We discussed the way in which our shared experiences (around food, etc) bond us together as a people. We discussed the differences in traditions between Askenazi and other types of Judaism and white passing issues. And how even among ourselves, those difference create unnecessary division instead of bringing us together. We talked about the intersectionality of the Jewish experience as a cultural Jewish woman in Britain based on the experience of Rachel Riley documented in book and the antisemitic bent on the labor party under Corwin.

Chapter 6 and 7 Recap:

We talked about internal discrimination within Israeli and other society towards Mizrachi and Beta Yisroel Jews. We talked about the different historical experiences and journeys that the people in those communities took on their way back to Israel and those experiences shaped who they are. We talked about blending in and standing out. Preesrving your identity and what the cost is is of preserving your Mesorah while also integretating into your society.

Also of interest:

A recent article on Ben Freeman from Jewish Link.

Chapters 8 and 9 Recap:

Elisheva was able to jon us and talk about some of her experiences and the contrast between being Black and Jewish in America and Israel and the challenge of retaining your Jewish identity in the face of a community that doesn't always recognize that it's possible to be both Black and Jewish. We talked about creating inclusive spaces and rejecting on a personal level the idea that Judaism requires confirmity to a certain look, identity or Mesorah.

Also of interest:

Isaac de Castro recommended listening to some Ladino music, and the song, Sien Drahmas Al Dia. I've included a YouTube link to one version,

which is slow enough that you can actually hear the words and very nicely include captioning in both Ladino and English, so you can also understand them.

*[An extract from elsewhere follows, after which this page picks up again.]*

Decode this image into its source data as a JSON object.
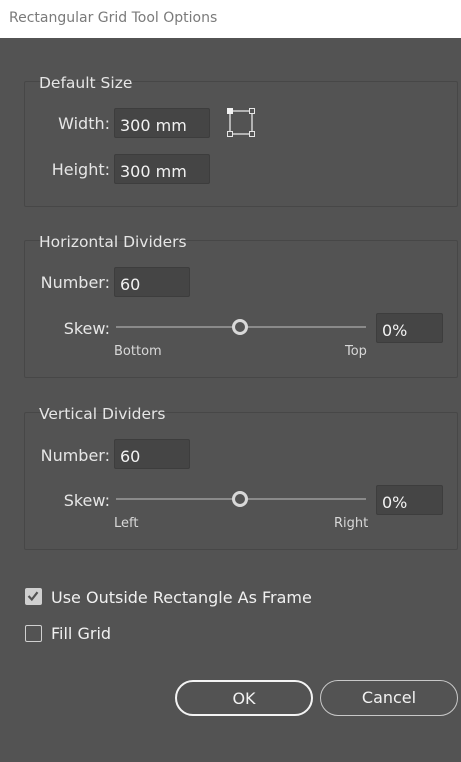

Elisheva is a fashion designer and this is a link to her website.

Another book that touches on the subject of navigating Jewish spaces as a Black Jewish woman is a personal memior, The Color of Love by Mara B. Gad.

(That's the amazon link.) I read it and loved it and so did my MIL.

Chapter 10 & 11 Recap:

We talked about how progressive spaces feel inclusive in some ways but not others and conversative spaces feel inclusive in some ways but not others and how difficult it can be to gain acceptance for who you are in totality, rather than feeling like spaces just want one part of your identity. We looked at this through the lense of two stories, one about Eliyahu, a trans man whose family was more Hardedi but as a trans man, he found it hard to be accepted there. And we talked about how some of those progressive spaces are unwelcoming to people who are zionists. One of Eliyahu's experiences was that he found it was easier to be accepted as a trans man in the wider community than as a Jew.

Amy who comes from a patrilineal Jewish background and is Asian Jewish American disxussed how hard those two can be reconcile and how much pushback she gets from the community for being her authentic Jewish self. We talked a little about the tendency of the Jewish community to gatekeep to an offputting degree and how much strength and perservance it takes to main your Jewish identity in the face of Jewish opposition.

If you have not read the weekly reading, you are still welcome to join us for the discussion.

Chapter 12 Recap:

We discussed how being Jewish in the world has shaped our experiences and our reactions to the people and events around us.